Zscaler historically didn’t position its technology as an alternative to firewalls but has now embraced the displacement opportunity as organizations increasingly recognize the inadequacy of perimeter-based security models. Total billings growth beat analyst estimates by lower-than-average historical standards, and Zscaler expects it to take until late 2025 for newly onboarded sales reps to ramp to full productivity.
Akamai in November axed 2.5% of its workforce – about 250 people – to shift investment from legacy delivery and cloud web application firewalls to fast-growing areas like API security, enterprise security and cloud computing. The firm bought Noname Security for $450 million to help spot exposed APIs, identify vulnerabilities and stop breaches in new sectors like manufacturing and food processing.

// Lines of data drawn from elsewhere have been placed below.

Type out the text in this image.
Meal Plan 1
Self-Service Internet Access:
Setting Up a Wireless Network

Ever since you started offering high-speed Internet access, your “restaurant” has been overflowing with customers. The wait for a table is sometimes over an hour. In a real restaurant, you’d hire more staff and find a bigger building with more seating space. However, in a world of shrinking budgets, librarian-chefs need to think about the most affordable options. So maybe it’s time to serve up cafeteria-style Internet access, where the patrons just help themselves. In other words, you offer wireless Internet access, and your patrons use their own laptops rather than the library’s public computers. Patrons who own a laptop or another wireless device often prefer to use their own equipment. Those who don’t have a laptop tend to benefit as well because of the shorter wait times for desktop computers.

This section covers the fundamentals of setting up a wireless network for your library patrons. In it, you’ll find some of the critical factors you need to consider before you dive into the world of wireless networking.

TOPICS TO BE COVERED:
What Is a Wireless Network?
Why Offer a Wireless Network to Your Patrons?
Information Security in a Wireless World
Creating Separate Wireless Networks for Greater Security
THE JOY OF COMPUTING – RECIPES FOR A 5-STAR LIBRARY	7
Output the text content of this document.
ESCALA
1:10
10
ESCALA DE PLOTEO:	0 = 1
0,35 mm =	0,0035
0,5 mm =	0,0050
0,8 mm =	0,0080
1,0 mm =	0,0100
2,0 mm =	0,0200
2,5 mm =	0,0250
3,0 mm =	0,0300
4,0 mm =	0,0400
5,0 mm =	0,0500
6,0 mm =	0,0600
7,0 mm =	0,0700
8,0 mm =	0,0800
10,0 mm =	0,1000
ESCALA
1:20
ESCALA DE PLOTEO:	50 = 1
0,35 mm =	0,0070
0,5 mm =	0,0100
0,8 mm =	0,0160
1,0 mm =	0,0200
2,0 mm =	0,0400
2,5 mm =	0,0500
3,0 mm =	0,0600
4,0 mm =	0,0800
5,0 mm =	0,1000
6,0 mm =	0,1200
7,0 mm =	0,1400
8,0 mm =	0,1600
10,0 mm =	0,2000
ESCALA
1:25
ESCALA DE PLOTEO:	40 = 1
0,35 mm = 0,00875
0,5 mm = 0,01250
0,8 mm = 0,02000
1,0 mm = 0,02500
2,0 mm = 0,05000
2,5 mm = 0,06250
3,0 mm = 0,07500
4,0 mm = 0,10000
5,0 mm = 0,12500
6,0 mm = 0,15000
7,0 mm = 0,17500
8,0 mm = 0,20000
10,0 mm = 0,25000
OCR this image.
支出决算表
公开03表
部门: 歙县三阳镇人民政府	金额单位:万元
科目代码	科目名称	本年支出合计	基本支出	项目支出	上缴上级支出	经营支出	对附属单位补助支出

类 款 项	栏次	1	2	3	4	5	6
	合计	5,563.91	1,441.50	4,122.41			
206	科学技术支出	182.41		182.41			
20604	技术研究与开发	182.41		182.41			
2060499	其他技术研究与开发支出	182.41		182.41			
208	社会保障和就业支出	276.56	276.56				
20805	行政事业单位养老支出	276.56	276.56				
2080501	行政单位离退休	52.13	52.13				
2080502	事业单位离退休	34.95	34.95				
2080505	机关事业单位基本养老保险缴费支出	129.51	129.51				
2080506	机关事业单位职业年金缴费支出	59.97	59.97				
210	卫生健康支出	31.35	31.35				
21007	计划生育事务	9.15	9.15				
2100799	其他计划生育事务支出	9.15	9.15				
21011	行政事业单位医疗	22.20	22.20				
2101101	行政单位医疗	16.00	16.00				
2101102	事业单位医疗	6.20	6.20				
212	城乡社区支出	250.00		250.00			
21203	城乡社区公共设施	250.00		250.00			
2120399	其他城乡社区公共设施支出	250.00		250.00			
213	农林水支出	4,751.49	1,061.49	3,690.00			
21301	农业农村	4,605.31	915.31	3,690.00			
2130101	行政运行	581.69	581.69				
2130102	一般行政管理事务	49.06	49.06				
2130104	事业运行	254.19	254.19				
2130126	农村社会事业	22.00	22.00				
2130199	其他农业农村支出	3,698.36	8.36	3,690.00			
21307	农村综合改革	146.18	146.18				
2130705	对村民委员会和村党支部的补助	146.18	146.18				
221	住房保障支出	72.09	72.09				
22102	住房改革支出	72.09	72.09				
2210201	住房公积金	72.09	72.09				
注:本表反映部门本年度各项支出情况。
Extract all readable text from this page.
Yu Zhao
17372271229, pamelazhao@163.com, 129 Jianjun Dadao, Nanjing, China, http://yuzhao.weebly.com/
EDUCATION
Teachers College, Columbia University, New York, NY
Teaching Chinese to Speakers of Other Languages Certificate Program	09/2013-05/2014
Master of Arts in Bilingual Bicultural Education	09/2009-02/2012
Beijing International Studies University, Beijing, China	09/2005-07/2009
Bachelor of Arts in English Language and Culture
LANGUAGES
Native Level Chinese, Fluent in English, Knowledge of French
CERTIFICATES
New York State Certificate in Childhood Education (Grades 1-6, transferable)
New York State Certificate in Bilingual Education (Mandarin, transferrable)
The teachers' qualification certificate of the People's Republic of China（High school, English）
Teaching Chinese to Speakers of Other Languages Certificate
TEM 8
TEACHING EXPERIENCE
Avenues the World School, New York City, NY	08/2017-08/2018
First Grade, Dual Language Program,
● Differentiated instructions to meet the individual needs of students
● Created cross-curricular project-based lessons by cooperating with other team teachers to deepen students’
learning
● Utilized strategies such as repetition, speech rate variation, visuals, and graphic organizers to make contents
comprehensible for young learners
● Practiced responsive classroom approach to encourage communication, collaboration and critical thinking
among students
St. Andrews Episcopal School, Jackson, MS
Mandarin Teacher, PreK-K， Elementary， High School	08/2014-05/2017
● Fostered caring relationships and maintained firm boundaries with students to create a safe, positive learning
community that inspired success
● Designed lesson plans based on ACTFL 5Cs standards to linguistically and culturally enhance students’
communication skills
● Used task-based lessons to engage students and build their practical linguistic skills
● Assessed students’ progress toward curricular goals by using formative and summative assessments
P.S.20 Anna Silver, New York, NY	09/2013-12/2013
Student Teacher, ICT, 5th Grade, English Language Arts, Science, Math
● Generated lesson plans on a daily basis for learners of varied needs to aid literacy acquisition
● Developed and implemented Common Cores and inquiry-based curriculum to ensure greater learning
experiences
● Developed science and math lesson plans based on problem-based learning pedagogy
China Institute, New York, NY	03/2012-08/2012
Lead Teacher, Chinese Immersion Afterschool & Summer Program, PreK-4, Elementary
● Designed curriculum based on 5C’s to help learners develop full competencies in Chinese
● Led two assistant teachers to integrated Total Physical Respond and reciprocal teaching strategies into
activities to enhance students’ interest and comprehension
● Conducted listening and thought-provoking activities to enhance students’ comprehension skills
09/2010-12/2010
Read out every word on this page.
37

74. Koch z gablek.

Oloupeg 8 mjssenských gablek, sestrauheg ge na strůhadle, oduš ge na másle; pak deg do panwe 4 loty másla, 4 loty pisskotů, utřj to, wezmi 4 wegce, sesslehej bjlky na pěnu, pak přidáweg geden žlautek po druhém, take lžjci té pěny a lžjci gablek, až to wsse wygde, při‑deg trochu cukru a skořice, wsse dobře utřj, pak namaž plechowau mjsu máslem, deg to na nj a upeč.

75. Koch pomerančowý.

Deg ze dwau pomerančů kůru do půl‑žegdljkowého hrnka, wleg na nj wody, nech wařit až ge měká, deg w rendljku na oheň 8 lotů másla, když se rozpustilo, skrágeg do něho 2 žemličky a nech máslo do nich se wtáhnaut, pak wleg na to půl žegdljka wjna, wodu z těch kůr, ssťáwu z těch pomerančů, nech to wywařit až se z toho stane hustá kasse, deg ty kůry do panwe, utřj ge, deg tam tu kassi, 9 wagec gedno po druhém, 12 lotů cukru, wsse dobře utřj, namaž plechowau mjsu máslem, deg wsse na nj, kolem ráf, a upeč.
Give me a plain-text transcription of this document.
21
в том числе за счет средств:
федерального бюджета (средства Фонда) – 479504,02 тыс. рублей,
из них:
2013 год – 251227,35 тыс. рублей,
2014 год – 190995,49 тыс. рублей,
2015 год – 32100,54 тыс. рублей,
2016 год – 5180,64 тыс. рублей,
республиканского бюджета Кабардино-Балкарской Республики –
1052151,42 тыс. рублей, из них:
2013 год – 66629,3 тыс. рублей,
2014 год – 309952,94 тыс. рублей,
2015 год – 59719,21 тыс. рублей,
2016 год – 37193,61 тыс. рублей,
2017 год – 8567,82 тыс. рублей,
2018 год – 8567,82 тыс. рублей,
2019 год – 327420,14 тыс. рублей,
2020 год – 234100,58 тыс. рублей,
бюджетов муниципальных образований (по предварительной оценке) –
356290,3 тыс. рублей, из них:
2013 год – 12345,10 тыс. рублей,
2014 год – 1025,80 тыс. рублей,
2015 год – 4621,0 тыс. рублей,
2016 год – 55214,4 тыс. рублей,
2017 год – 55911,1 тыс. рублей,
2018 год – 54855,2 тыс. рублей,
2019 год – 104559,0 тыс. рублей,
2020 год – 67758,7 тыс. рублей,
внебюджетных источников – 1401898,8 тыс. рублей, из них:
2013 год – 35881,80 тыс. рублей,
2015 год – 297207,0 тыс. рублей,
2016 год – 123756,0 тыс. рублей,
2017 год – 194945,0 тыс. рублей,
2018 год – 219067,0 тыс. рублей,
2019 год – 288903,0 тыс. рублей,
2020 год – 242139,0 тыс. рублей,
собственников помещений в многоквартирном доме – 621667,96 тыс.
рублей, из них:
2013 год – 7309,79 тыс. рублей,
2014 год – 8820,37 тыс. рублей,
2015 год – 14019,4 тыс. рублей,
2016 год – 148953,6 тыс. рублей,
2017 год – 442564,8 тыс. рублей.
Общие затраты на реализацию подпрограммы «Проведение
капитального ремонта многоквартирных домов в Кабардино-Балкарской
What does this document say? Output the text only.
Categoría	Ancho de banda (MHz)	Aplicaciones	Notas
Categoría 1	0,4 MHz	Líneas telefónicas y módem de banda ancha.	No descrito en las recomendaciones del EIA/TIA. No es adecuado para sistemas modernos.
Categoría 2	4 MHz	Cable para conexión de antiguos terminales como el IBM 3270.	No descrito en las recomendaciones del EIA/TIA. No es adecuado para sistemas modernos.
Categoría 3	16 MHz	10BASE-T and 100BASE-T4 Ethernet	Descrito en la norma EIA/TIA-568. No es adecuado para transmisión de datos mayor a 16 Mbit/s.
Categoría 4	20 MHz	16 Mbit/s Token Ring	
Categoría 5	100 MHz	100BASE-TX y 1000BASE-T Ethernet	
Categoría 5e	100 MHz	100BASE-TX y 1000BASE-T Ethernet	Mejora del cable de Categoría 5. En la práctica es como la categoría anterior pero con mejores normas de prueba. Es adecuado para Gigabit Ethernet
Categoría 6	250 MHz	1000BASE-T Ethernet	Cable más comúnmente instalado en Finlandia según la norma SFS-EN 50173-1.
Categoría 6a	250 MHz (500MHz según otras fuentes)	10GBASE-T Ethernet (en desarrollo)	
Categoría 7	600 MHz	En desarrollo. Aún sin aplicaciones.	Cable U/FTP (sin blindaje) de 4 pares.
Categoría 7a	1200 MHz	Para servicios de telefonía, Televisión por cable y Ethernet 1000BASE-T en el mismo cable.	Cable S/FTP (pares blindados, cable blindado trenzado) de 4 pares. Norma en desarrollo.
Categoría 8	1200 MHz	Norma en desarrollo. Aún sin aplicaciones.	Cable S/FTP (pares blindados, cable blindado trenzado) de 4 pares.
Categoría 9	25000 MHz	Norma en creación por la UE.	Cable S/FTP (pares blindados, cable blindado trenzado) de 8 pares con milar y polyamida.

Activist investor Jana Partners in October took a 13% economic interest in Boston-based Rapid7 and is evaluating potential buyer interest in the vulnerability management vendor. In December, investment firm Cannae Holdings said it plans to engage with Rapid7 in confidential talks about a potential deal. Rapid7 has spoken with private equity firms Advent, Bain Capital and EQT about a deal, Reuters said (see: Tenable’s Amit Yoran Takes Medical Leave; Interim CEOs Named).